Cybercrime Thefts Reach $445 Billion
Cybercrime remains a growth industry.
That’s the main message from former U.S. intelligence officials, who in a report outlined scenarios for how $445 billion a year in trade theft due to computer hackers will worsen. They warned that financial companies, retailers and energy companies are at risk from thieves who are becoming more sophisticated at pilfering data from their servers.
The outlook “is increased losses and slower growth,” with no “credible scenario in which cybercrime losses diminish,” according to the report published by the Washington-based Center for Strategic and International Studies. Some of the damage will be hard to trace, such as economic downturns caused by foreign competitors selling products based on stolen designs and financial markets undermined by hackers.
“Cybercrime is here to stay,” said Stewart Baker, a lead author of the study who was general counsel for the National Security Agency in the 1990s and later an assistant secretary at the Department of Homeland Security.
“The real question is do we know what cybercrime is costing us?” he asked in a telephone interview.
The damage done already includes 40 million people in the U.S. having their personal information stolen within the last year and an unnamed oil company losing hundreds of millions of dollars in business opportunities when hackers obtained its oilfield exploration data, according to the report. Network security company McAfee Inc. sponsored the report for CSIS, a nonprofit Washington-based policy research organization.
The report is intended to provide a comprehensive estimate of the cost of global hacker attacks as governments and companies fight digital incursions that could have catastrophic consequences. U.S. prosecutors in an indictment last month accused five Chinese military hackers of stealing information from American companies that would be useful to competitors in China.
The biggest driver in the cost is stolen intellectual property, said Tom Gann, vice president of government relations for McAfee, a unit of Santa Clara, California-based chipmaker Intel Corp.
Trade secrets are stolen online by foreign governments, criminal organizations and company competitors who hire their own hackers, Gann said in a phone interview. The attacks are enabled by the growth of a sophisticated underground economy where hackers and exploitation tools can be bought using digital currencies like bitcoin.
Companies sometimes don’t know their plans have been stolen.
“The man whose bicycle is stolen knows exactly what he has lost the next morning,” the authors wrote. “The factory owner whose bicycle plans are stolen doesn’t know he’s lost anything until his competitor’s bicycle reaches the market.”
Hackers could break into company networks or the computers of their lawyers and accountants to steal information about pending corporate acquisitions and business strategies, the report finds.
“It is increasingly likely that the hackers will realize they can also make money in trading ahead of the plan for a merger,” said Baker, who is now a partner at the law firm Steptoe & Johnson LLP.
U.S. Representative Mike Rogers, chairman of the House intelligence committee, said he too is worried about financial- market manipulation.

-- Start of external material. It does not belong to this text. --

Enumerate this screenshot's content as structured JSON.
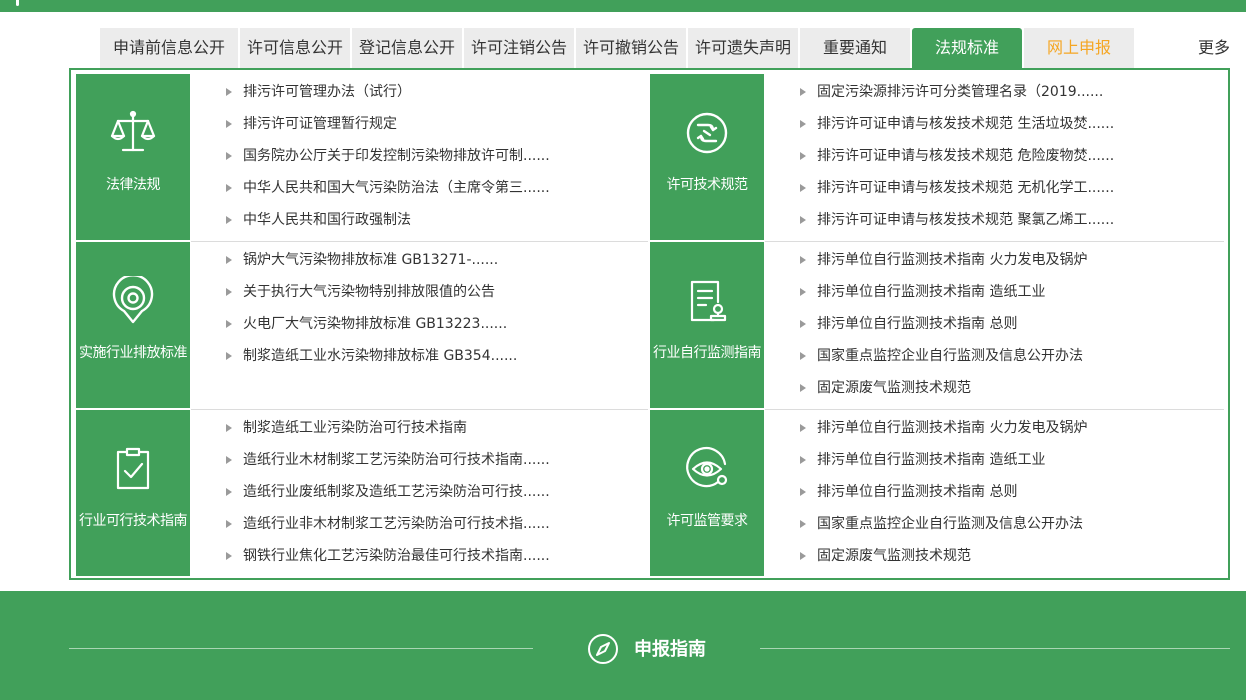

“We have seen nation states on our trading networks and we haven’t fully answered the question what were they going to do,” Rogers, a Michigan Republican, said. “Clearly, they weren’t going to steal it and run. But were they going to use that to manipulate the markets?”
The report puts cybercrime in the context of other malicious activity, such as piracy at sea and transnational crime. It found that cybercrime costs about 0.8 percent of global gross domestic product, compared to .02 percent for maritime piracy and 1.2 percent for transnational crime.
To some degree, companies and governments accept cybercrime as a cost of doing business in the digital world, Baker said. That may not change until the costs rise above 2 percent of GDP, he said.
Trying to pinpoint the cost of hacking attacks hasn’t been easy and previous estimates have varied. Keith Alexander, the former director of the NSA, said in 2012 that U.S. companies were losing $250 billion a year through intellectual property theft. He said cyber espionage constitutes the “greatest transfer of wealth in history,”
McAfee estimated in 2009 that companies lose more than $1 trillion through data theft and cybercrime. The company turned to CSIS to come up with a more accurate projection.
Estimates should be viewed with skepticism especially because the value of intellectual property can be exaggerated, said Jim Harper, a senior fellow with the Washington-based nonprofit Cato Institute.
“This kind of report probably obscures more than it informs,” Harper said in a phone interview. Not all crimes are equal.
Baker said careful economic analysis and rigor were used by CSIS to develop the cost estimate, which may be understated because many hacking attacks aren’t reported.